There are other puzzling rejection notes. While all I do is dump HTML in a UIWebView, one time the App Store Magic-8 ball scolded me, "An Application may not itself install or launch other executable code by any means, including without limitation through use of a plug-in architecture, calling other frameworks, other APIs or otherwise. No interpreted code may be downloaded and used in an Application except for code that is interpreted and run by Apple's Published APIs and built-in interpreter(s)."

Anyone who has spent much time trying to understand the more philosophical aspects of computer science will wonder at this impossible distinction. In the most abstract models, there's no difference between a program and data. The data that gives an address for a restaurant can be thought of as a compact program for drawing a map and vice versa. While I'm sure everyone agrees that "good" is "good" and "bad" is "bad," I'm also sure that there's no guaranteed way for detecting a program that is about to download good data or a bad program.

Needless to say, this blocks many useful mechanisms for the app developer. You can't download new fixes for old bugs or even include functionality like a widget in your application. It also blocks great applications like an emulator for old Commodore 64 games. I feel sorry for the developer who apparently went to the trouble to get a valid Commodore license only to be rejected by a squirrelly rule.

Apple is terribly inconsistent on this point. Some ad companies like AdMob and Medialets seem to have no trouble distributing precompiled code that downloads sophisticated ads from the Internet. These programs are explicitly designed to change their behavior after the fact, presumably against Apple's rules, but somehow Medialets has managed to interact with iPhones 1 billion times. And then there's the biggest reason of all: Mac and PC users survive with self-updating applications all of the time.

After a bit, I started bothering everyone I knew who worked at Apple to inform them of how arbitrary and infuriating the whole process could be. A few were polite, but they seemed to be tied up by the requirement to act like good corporate citizens.

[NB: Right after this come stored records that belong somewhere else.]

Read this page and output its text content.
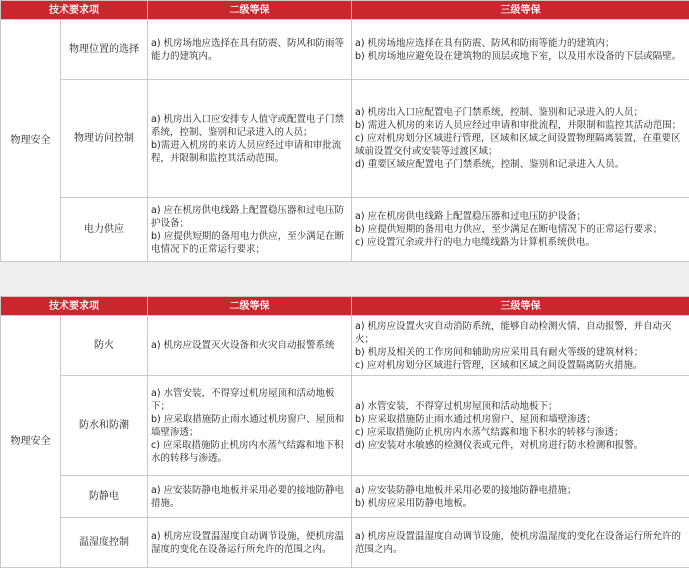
技术要求项		二级等保	三级等保
物理安全	物理位置的选择	a) 机房场地应选择在具有防震、防风和防雨等能力的建筑内。	a) 机房场地应选择在具有防震、防风和防雨等能力的建筑内；
b) 机房场地应避免设在建筑物的顶层或地下室，以及用水设备的下层或隔壁。

	物理访问控制	a) 机房出入口应安排专人值守或配置电子门禁系统，控制、鉴别和记录进入的人员；
b)需进入机房的来访人员应经过申请和审批流程，并限制和监控其活动范围。	a) 机房出入口应配置电子门禁系统，控制、鉴别和记录进入的人员；
b) 需进入机房的来访人员应经过申请和审批流程，并限制和监控其活动范围；
c) 应对机房划分区域进行管理，区域和区域之间设置物理隔离装置，在重要区域前设置交付或安装等过渡区域；
d) 重要区域应配置电子门禁系统，控制、鉴别和记录进入人员。

	电力供应	a) 应在机房供电线路上配置稳压器和过电压防护设备；
b) 应提供短期的备用电力供应，至少满足在断电情况下的正常运行要求；	a) 应在机房供电线路上配置稳压器和过电压防护设备；
b) 应提供短期的备用电力供应，至少满足在断电情况下的正常运行要求；
c) 应设置冗余或并行的电力电缆线路为计算机系统供电。
技术要求项		二级等保	三级等保
物理安全	防火	a) 机房应设置灭火设备和火灾自动报警系统	a) 机房应设置火灾自动消防系统，能够自动检测火情、自动报警，并自动灭火；
b) 机房及相关的工作房间和辅助房应采用具有耐火等级的建筑材料；
c) 应对机房划分区域进行管理，区域和区域之间设置隔离防火措施。

	防水和防潮	a) 水管安装，不得穿过机房屋顶和活动地板下；
b) 应采取措施防止雨水通过机房窗户、屋顶和墙壁渗透；
c) 应采取措施防止机房内水蒸气结露和地下积水的转移与渗透。	a) 水管安装，不得穿过机房屋顶和活动地板下；
b) 应采取措施防止雨水通过机房窗户、屋顶和墙壁渗透；
c) 应采取措施防止机房内水蒸气结露和地下积水的转移与渗透；
d) 应安装对水敏感的检测仪表或元件，对机房进行防水检测和报警。

	防静电	a) 应安装防静电地板并采用必要的接地防静电措施。	a) 应安装防静电地板并采用必要的接地防静电措施；
b) 机房应采用防静电地板。

	温湿度控制	a) 机房应设置温湿度自动调节设施，使机房温湿度的变化在设备运行所允许的范围之内。	a) 机房应设置温湿度自动调节设施，使机房温湿度的变化在设备运行所允许的范围之内。
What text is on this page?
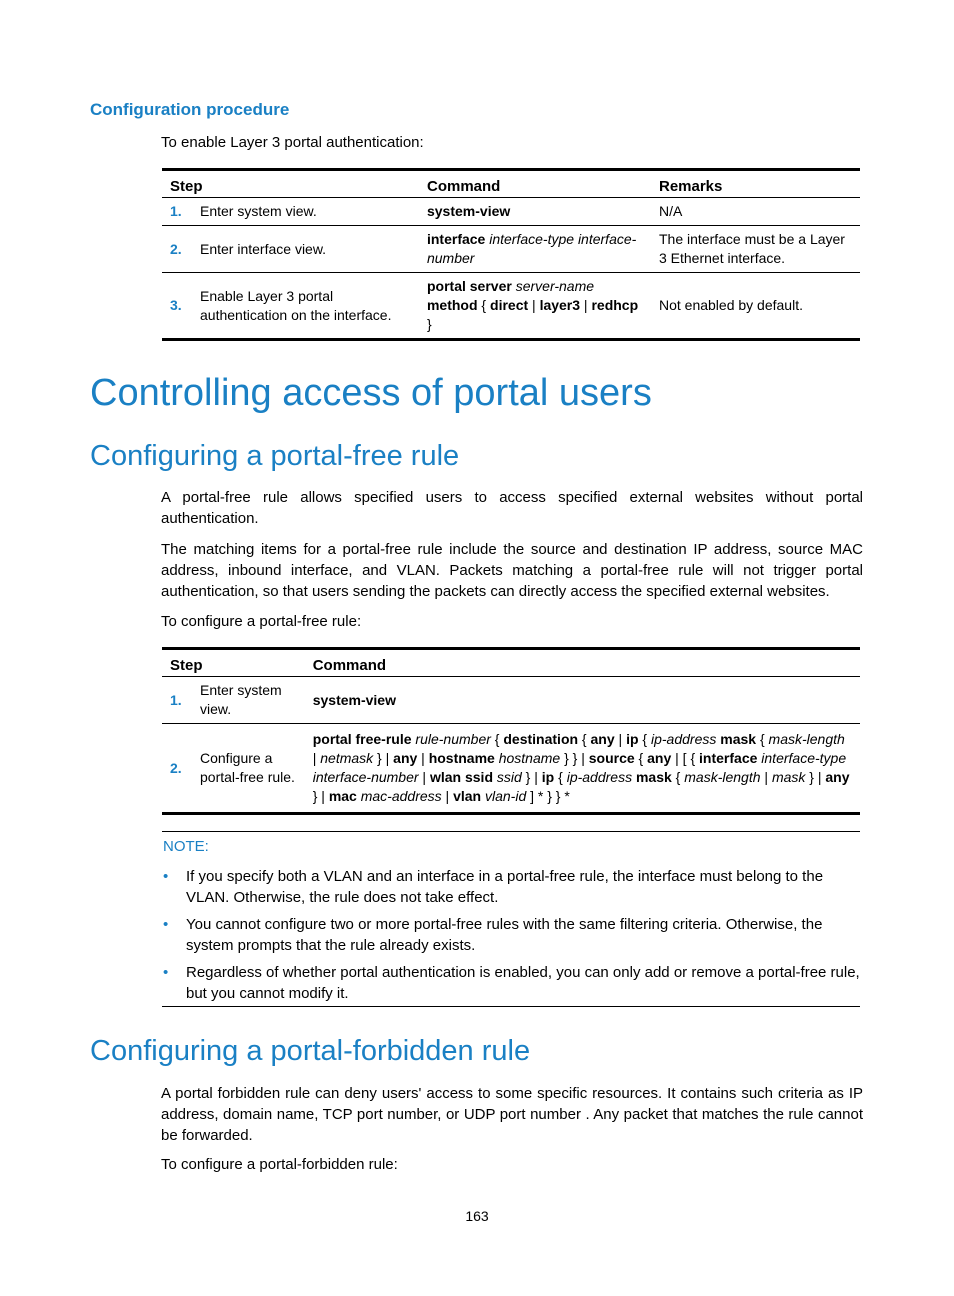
Configuration procedure
To enable Layer 3 portal authentication:
Step		Command	Remarks
1.	Enter system view.	system-view	N/A
2.	Enter interface view.	interface interface-type interface-number	The interface must be a Layer 3 Ethernet interface.
3.	Enable Layer 3 portal authentication on the interface.	portal server server-name method { direct | layer3 | redhcp }	Not enabled by default.
Controlling access of portal users
Configuring a portal-free rule
A portal-free rule allows specified users to access specified external websites without portal authentication.
The matching items for a portal-free rule include the source and destination IP address, source MAC address, inbound interface, and VLAN. Packets matching a portal-free rule will not trigger portal authentication, so that users sending the packets can directly access the specified external websites.
To configure a portal-free rule:
Step		Command
1.	Enter system view.	system-view
2.	Configure a portal-free rule.	portal free-rule rule-number { destination { any | ip { ip-address mask { mask-length | netmask } | any | hostname hostname } } | source { any | [ { interface interface-type interface-number | wlan ssid ssid } | ip { ip-address mask { mask-length | mask } | any } | mac mac-address | vlan vlan-id ] * } } *
NOTE:
• If you specify both a VLAN and an interface in a portal-free rule, the interface must belong to the VLAN. Otherwise, the rule does not take effect.
• You cannot configure two or more portal-free rules with the same filtering criteria. Otherwise, the system prompts that the rule already exists.
• Regardless of whether portal authentication is enabled, you can only add or remove a portal-free rule, but you cannot modify it.
Configuring a portal-forbidden rule
A portal forbidden rule can deny users' access to some specific resources. It contains such criteria as IP address, domain name, TCP port number, or UDP port number . Any packet that matches the rule cannot be forwarded.
To configure a portal-forbidden rule:
163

There was one phone call from an Apple developer representative who told me that it was his job to deliver rejections by phone when they were too sensitive to travel by e-mail. There was, he said, a problem with giving my earnings to charity. Oh really? Was I supposed to spend it on cocaine and whores? No. I just couldn't mention the charity in the App Store listing. Why? Was this a version of the biblical imperative to give with your left hand so that your right hand doesn't know what is going on? He couldn't say. I was free to give the money, he said, and I could even mention this on my own blog, but I couldn't reveal it in the App Store.